Kapiolani Women’s Center presents Women’s Way To Health, a free public meeting this Saturday from 8:30 a.m. to 12:30 p.m. at the Renaissance Ilikai Waikiki Hotel.

“From cardiac disease to depression, women share unique health concerns and interests in their physical and emotional well-being,” says Dr. Virginia Pressler. “We want to give women from all stages of life the opportuni- ty to learn how to achieve balance and wellness, while maintaining their quality of life.”

Both men and women are invited to the seminar. Dr. Annette Smick, a nationally recognized psychiatrist of Luther Midelfort-a Mayo Clinic in Wisconsin, will show women how to take an active role in enhancing their emotional health and reducing health risks across the life stages of adolescence, childrearing, midlife and senior years.

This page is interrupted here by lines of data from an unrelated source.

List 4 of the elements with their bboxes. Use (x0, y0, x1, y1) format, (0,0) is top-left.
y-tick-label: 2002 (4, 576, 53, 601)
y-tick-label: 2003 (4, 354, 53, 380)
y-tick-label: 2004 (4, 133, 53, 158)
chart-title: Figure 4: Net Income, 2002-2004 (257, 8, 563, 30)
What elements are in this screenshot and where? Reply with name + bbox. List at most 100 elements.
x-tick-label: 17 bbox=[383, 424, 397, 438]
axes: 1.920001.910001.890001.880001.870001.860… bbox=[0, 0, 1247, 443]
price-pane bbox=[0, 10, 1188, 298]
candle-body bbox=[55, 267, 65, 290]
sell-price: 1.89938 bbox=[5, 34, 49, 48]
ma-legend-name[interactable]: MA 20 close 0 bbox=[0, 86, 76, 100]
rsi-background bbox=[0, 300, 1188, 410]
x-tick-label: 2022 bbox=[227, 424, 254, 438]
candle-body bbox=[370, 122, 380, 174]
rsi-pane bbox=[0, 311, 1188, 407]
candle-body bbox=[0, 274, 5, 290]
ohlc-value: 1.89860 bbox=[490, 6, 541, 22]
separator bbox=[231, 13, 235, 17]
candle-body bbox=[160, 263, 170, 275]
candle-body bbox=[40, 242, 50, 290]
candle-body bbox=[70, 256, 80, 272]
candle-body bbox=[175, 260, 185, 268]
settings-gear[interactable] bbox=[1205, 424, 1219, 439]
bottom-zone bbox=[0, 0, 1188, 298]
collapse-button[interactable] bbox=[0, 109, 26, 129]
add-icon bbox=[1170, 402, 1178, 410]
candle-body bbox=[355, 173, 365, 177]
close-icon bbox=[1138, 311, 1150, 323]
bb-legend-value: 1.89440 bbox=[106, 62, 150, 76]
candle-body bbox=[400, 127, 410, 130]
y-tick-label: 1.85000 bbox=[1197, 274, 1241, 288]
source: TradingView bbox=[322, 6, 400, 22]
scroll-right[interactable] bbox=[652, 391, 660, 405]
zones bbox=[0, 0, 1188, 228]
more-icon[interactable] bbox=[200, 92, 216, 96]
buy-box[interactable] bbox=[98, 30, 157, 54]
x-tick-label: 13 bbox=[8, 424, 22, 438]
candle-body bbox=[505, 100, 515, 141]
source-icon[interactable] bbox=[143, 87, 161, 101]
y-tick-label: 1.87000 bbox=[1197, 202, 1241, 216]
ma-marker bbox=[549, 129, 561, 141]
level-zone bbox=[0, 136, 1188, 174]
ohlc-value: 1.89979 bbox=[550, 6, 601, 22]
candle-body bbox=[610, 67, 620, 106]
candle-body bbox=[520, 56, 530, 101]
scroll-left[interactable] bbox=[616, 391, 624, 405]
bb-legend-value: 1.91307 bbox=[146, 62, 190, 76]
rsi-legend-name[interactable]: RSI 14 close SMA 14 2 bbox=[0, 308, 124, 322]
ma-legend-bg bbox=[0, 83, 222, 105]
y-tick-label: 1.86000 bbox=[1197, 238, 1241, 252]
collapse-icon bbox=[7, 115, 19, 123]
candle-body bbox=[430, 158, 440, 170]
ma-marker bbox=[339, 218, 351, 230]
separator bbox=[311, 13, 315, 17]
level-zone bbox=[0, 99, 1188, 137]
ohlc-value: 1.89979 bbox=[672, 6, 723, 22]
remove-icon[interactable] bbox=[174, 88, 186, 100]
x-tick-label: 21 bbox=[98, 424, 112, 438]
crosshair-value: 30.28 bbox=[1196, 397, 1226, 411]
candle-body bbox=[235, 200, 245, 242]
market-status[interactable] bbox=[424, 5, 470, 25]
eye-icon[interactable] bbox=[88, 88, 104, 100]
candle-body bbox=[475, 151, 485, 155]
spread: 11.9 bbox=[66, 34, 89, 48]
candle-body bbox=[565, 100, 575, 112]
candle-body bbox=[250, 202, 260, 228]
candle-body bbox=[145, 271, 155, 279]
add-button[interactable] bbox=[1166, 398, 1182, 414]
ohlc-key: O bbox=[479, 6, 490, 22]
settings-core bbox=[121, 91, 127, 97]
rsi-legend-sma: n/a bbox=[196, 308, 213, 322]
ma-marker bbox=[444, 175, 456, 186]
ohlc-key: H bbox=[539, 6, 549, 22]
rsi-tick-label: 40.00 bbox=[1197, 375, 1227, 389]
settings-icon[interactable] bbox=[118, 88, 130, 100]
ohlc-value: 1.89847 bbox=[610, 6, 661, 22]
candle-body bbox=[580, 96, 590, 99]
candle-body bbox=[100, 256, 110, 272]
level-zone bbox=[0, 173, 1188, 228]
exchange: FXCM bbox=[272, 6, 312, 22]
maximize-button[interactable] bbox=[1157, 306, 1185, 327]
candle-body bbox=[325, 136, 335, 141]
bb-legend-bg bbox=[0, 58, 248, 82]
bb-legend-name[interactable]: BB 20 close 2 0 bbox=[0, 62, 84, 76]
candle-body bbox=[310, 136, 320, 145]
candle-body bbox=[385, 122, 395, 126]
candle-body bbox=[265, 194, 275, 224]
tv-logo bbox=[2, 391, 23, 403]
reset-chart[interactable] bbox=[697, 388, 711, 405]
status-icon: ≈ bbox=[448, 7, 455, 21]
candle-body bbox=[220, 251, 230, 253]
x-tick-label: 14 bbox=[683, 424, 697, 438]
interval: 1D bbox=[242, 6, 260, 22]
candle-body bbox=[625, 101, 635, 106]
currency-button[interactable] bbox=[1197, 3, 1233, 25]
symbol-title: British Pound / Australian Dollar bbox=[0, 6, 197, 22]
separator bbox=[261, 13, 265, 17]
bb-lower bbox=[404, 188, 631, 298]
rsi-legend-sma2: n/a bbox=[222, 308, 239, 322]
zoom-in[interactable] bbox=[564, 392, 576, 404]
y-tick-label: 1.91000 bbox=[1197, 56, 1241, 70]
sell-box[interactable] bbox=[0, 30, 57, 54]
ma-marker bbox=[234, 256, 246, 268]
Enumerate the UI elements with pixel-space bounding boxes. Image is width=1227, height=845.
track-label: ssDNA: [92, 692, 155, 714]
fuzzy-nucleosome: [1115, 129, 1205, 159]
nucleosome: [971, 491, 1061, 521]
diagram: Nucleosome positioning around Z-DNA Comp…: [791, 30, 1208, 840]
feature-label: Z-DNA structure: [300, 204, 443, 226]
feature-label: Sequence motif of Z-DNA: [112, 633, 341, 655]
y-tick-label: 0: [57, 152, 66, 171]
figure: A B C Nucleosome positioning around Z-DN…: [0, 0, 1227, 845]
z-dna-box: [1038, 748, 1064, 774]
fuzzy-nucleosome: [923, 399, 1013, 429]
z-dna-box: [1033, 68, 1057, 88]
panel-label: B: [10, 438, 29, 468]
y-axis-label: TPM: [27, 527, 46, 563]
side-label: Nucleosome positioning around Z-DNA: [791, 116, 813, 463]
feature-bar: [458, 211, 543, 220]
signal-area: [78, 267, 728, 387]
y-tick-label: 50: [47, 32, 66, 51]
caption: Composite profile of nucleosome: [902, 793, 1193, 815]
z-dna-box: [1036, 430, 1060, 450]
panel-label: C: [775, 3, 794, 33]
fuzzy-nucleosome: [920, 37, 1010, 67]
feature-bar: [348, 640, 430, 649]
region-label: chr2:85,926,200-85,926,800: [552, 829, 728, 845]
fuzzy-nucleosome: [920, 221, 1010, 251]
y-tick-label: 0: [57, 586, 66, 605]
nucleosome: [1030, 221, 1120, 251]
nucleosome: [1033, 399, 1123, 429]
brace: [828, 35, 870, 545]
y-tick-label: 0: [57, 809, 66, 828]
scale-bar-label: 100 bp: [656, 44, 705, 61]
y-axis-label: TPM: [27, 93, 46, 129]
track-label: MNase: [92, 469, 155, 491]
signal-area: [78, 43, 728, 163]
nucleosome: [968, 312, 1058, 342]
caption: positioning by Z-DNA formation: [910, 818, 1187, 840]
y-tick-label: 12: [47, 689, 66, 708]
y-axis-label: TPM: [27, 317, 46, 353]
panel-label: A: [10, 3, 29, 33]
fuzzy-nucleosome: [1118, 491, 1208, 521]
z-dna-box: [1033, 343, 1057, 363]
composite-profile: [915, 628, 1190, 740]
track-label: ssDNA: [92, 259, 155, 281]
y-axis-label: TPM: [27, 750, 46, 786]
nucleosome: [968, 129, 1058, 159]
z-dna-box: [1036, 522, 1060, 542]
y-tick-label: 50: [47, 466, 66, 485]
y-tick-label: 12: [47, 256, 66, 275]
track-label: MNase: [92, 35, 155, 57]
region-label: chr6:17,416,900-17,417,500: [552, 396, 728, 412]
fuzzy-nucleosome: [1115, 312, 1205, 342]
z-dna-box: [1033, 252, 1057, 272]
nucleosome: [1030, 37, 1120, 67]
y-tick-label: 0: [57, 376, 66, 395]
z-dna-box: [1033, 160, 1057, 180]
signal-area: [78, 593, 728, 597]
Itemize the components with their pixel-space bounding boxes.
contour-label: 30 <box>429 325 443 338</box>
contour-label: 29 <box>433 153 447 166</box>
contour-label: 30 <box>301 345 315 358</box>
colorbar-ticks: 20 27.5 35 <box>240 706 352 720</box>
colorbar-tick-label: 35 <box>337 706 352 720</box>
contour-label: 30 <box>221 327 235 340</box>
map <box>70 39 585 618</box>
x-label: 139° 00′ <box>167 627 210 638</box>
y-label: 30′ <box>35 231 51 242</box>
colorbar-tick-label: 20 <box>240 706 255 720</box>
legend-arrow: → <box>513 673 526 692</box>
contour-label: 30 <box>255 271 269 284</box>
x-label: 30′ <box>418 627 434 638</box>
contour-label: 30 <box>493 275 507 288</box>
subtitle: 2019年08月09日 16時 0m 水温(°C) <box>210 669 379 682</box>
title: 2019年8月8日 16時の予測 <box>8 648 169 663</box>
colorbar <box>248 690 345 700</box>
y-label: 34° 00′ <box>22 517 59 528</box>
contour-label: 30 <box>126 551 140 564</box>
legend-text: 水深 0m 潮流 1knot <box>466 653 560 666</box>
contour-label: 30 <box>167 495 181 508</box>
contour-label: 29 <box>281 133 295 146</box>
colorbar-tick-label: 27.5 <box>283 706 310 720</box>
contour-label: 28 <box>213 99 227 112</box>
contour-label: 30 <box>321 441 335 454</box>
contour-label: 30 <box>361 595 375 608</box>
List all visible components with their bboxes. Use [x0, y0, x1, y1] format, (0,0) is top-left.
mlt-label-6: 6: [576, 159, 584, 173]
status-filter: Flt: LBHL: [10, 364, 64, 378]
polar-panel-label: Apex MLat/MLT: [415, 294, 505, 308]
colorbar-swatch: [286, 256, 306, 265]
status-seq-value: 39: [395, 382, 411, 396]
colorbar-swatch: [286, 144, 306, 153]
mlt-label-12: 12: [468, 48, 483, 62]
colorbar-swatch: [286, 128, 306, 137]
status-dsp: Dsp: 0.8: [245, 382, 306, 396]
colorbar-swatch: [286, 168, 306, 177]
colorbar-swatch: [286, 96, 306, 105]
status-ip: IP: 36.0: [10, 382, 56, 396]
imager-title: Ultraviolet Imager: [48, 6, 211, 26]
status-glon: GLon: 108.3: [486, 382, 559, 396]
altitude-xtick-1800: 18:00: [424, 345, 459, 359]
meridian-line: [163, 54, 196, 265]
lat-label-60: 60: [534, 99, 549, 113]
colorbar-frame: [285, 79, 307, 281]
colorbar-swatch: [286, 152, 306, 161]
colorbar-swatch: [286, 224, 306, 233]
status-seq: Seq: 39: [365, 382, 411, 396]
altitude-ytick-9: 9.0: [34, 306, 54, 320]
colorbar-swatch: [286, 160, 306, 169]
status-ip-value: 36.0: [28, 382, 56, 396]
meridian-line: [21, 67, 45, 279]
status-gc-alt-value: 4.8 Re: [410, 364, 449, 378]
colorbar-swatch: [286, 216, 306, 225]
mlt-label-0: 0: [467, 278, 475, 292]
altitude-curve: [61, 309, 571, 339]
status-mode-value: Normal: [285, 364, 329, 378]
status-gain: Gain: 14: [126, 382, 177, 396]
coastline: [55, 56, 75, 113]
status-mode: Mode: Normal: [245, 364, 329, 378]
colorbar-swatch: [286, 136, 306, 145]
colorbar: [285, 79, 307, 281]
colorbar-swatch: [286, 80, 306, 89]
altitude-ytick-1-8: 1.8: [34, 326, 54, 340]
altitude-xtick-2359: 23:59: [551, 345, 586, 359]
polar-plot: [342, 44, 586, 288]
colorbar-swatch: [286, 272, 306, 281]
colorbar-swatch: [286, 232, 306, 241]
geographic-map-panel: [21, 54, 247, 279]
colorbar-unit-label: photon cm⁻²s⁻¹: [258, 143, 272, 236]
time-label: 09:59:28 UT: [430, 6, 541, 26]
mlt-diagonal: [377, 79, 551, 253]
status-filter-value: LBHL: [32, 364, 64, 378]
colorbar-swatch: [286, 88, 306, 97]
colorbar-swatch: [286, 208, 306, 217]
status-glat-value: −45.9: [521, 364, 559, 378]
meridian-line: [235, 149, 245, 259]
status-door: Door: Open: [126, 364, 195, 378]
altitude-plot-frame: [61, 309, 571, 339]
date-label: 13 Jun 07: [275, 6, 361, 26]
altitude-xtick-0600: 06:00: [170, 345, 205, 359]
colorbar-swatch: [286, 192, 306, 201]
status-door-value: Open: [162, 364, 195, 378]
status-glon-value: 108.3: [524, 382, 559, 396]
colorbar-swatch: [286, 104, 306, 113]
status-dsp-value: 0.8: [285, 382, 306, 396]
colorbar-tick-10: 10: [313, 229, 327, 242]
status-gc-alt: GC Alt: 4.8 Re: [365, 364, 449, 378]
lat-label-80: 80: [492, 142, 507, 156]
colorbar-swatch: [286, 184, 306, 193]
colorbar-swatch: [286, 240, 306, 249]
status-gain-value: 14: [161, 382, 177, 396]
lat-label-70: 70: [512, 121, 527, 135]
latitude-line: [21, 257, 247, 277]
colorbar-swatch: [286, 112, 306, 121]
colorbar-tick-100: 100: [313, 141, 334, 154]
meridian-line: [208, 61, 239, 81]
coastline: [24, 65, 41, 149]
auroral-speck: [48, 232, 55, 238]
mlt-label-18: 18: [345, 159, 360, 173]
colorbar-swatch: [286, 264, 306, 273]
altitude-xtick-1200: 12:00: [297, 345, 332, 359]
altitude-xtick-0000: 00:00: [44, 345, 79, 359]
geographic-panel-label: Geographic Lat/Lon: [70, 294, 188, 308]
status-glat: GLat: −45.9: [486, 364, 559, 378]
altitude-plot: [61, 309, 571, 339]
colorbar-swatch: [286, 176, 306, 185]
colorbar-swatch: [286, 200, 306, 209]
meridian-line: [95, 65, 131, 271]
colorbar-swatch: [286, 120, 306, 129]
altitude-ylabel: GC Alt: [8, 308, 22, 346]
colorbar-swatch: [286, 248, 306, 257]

“Women are two to three times more likely to have anxiety disorders and twice as likely to develop depression than men, especially in their reproductive years (15 to 55),” says Smick. “Part of the reason why is because of the reproductive function and part of it is because of the difference in biological makeup.

“For example, women are likely to have a larger left hemisphere, and that side of the brain is associated to more verbal language skills or language development. That’s why women tend to talk more.

“When I see men patients I find that I have a more difficult time to get them to talk about their symptoms, where women are more likely to report symptoms and to seek help.”

However, Smick says women tend to focus on their physical symptoms first rather than on their depression or anxiety.

“They go to their primary care practitioners and present their physical symptoms such as chronic back pain, lack of sex drive or fatigue, and the primary care practitioner may or may not be asking the other questions about depression or anxiety,” explains Smick. “So, they’re only treating half of the problem.”


Other topics of discussion include nutrition, weight concerns, exercise, lifestyle and overall women’s health. There will also be demonstrations in Pilates, strength training and yoga.

“We’ll be discussing some of the most common and most chronic disorders in women like depression, obesity, anxiety, migraine headaches, chronic back pain, fibromyalgia and irritable bowel syndrome,” adds Dr. Diane Thompson, co-director of the Quality of Life Program and psychiatric oncologist at Straub Clinic & Hospital. “And one of the best solutions to these problems is to just be aware that these disorders exist and that there may be a common thread. For example, one of the common links, it seems, between all of those disorders is estrogen and certain neurotransmitters.

“They may not realize that, boy, maybe that headache has something to do with my low mood or that my weight issues may be related to depression. So, it’s important to know how to identify them, and by identifying them they, along with their physician, may be able to develop therapies that are specific to their needs.”